Il mercato degli smartphone flagship cinesi sta per affrontare una scossa che potrebbe cambiare le regole del gioco. Xiaomi ha lanciato un avvertimento piuttosto chiaro: i top di gamma cinesi rischiano di raggiungere livelli di prezzo mai visti prima, superando la soglia dei 10.000 yuan, l’equivalente di circa 1.300 euro. Una cifra che fino a poco tempo fa sembrava riservata solo ai brand occidentali più blasonati.
Perché i prezzi degli smartphone flagship cinesi stanno salendo così tanto
A parlare apertamente di questa prospettiva è stato Lu Weibing, presidente di Xiaomi, durante una diretta streaming. Il messaggio è stato diretto e senza troppi giri di parole: la combinazione tra l’aumento dei prezzi delle memorie e la crescente domanda legata all’intelligenza artificiale sta spingendo i costi di produzione verso l’alto. E quando i costi salgono a monte, inevitabilmente il conto arriva anche al consumatore finale.
Non si tratta di una previsione vaga o di un’ipotesi buttata lì per fare scena. Lu Weibing ha indicato un orizzonte temporale preciso: entro il 2026, quindi praticamente adesso. I top di gamma cinesi potrebbero varcare quella soglia psicologica dei 10.000 yuan che, per il mercato interno cinese, rappresenta una sorta di muro simbolico. È un po’ come quando in Europa si è iniziato a normalizzare smartphone da oltre mille euro. All’inizio sembrava assurdo, poi è diventata la norma.
Cosa significa tutto questo per chi compra smartphone Xiaomi
La questione delle memorie non è una novità, ma sta assumendo proporzioni diverse rispetto al passato. Le componenti legate alla RAM e allo storage sono tra le voci più pesanti nel costo complessivo di uno smartphone di fascia alta, e la domanda globale alimentata dai sistemi di intelligenza artificiale sta creando una pressione enorme sulla catena di approvvigionamento. Più dispositivi richiedono memorie veloci e capienti per far girare modelli AI integrati, più il prezzo di quei chip sale. È una dinamica che non riguarda solo Xiaomi, ma l’intero ecosistema dei produttori cinesi.
Per dare un’idea concreta: 10.000 yuan corrispondono a circa 1.300 euro. Una cifra che posiziona questi dispositivi nella stessa fascia di prezzo di iPhone e Samsung Galaxy di punta. Il vantaggio competitivo che i brand cinesi hanno sempre avuto sul prezzo, quella percezione di “stesso livello tecnico ma a meno”, rischia di assottigliarsi parecchio. E questo potrebbe ridisegnare gli equilibri nella scelta dei consumatori, soprattutto quelli europei che guardavano a Xiaomi e agli altri marchi cinesi proprio per il rapporto qualità/prezzo.
Un segnale che arriva dritto dal vertice di Xiaomi
Il fatto che un avvertimento del genere arrivi direttamente dal presidente di Xiaomi, e non da un analista esterno o da una fonte anonima, dice molto sulla serietà della situazione. Lu Weibing non ha parlato in termini ipotetici. Ha tracciato uno scenario concreto, legato a fattori strutturali del mercato che difficilmente si invertiranno nel breve periodo. La domanda di AI non accenna a rallentare, anzi. E la disponibilità di memorie ad alte prestazioni resta un collo di bottiglia per tutti i produttori.

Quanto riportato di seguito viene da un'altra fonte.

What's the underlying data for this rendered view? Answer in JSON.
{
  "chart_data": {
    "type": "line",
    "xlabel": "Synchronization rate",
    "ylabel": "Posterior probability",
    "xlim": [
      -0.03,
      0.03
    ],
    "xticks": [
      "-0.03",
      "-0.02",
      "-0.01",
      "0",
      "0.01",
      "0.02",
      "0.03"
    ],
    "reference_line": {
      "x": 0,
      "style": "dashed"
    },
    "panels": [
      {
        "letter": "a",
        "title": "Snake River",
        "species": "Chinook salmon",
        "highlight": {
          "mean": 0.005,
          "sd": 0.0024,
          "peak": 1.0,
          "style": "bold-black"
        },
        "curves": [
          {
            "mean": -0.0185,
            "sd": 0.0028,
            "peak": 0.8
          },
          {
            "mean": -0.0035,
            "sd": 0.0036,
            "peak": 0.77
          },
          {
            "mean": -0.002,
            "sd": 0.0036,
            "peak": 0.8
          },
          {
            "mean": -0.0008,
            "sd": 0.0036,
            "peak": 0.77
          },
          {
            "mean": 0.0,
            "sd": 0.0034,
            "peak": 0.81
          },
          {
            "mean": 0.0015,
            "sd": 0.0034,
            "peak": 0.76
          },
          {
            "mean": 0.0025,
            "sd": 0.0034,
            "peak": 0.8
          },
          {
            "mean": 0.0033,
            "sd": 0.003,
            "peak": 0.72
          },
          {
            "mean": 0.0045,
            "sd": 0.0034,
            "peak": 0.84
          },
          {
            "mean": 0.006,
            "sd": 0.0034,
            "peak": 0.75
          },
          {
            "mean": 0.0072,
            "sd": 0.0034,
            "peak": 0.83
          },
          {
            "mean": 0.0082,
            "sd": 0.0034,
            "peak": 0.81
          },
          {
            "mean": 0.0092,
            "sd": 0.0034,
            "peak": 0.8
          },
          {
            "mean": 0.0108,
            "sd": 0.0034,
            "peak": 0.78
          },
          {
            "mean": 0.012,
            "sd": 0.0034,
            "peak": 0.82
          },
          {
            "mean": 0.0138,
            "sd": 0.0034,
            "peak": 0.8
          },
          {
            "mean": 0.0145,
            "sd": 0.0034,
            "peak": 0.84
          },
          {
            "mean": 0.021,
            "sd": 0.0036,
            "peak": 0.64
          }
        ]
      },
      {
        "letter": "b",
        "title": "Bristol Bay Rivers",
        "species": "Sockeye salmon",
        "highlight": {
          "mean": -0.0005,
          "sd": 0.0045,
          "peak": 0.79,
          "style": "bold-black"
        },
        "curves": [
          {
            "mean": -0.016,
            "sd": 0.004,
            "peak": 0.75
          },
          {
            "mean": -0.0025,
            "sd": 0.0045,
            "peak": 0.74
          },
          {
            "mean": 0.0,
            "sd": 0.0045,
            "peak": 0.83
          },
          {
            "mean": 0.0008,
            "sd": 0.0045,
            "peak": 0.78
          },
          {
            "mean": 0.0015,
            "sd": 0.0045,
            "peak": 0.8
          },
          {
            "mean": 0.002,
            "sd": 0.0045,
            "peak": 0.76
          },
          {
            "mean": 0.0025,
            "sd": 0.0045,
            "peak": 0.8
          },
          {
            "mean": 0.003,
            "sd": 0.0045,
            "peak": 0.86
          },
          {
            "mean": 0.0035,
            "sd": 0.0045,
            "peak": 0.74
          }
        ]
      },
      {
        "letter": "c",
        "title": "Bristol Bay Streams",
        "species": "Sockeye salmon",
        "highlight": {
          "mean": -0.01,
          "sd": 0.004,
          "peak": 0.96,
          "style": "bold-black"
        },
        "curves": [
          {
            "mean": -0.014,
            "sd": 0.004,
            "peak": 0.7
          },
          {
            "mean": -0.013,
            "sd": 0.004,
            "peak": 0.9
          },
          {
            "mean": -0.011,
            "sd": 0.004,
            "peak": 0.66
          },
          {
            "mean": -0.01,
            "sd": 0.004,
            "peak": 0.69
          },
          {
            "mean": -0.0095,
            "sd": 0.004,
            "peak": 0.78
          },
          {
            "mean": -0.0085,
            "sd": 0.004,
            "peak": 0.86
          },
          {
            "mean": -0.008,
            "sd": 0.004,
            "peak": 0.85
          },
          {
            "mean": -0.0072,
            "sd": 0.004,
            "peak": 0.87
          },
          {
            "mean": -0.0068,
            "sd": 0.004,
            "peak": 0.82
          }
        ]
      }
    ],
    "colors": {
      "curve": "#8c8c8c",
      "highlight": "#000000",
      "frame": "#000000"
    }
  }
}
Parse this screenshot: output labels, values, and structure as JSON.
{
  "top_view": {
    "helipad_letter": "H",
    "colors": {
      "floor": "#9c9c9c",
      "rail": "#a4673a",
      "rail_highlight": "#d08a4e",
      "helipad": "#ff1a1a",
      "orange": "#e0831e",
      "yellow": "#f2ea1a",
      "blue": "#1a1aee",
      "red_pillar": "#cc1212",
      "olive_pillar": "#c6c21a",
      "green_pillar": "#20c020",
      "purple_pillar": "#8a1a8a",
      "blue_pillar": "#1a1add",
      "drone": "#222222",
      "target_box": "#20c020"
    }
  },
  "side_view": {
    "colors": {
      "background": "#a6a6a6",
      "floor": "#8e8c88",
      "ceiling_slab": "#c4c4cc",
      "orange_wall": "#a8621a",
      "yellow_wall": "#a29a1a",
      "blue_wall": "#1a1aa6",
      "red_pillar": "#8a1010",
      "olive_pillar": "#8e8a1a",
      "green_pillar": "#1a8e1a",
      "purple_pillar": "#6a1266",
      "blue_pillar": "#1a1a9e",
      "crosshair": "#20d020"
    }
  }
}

Gli smartphone flagship cinesi che supereranno i 10.000 yuan non saranno probabilmente un’eccezione isolata, ma l’inizio di una nuova normalità. Xiaomi, con questo annuncio, sta di fatto preparando il terreno per una fascia di prezzo che fino a ieri sarebbe stata impensabile per un brand nato con la filosofia del prezzo accessibile.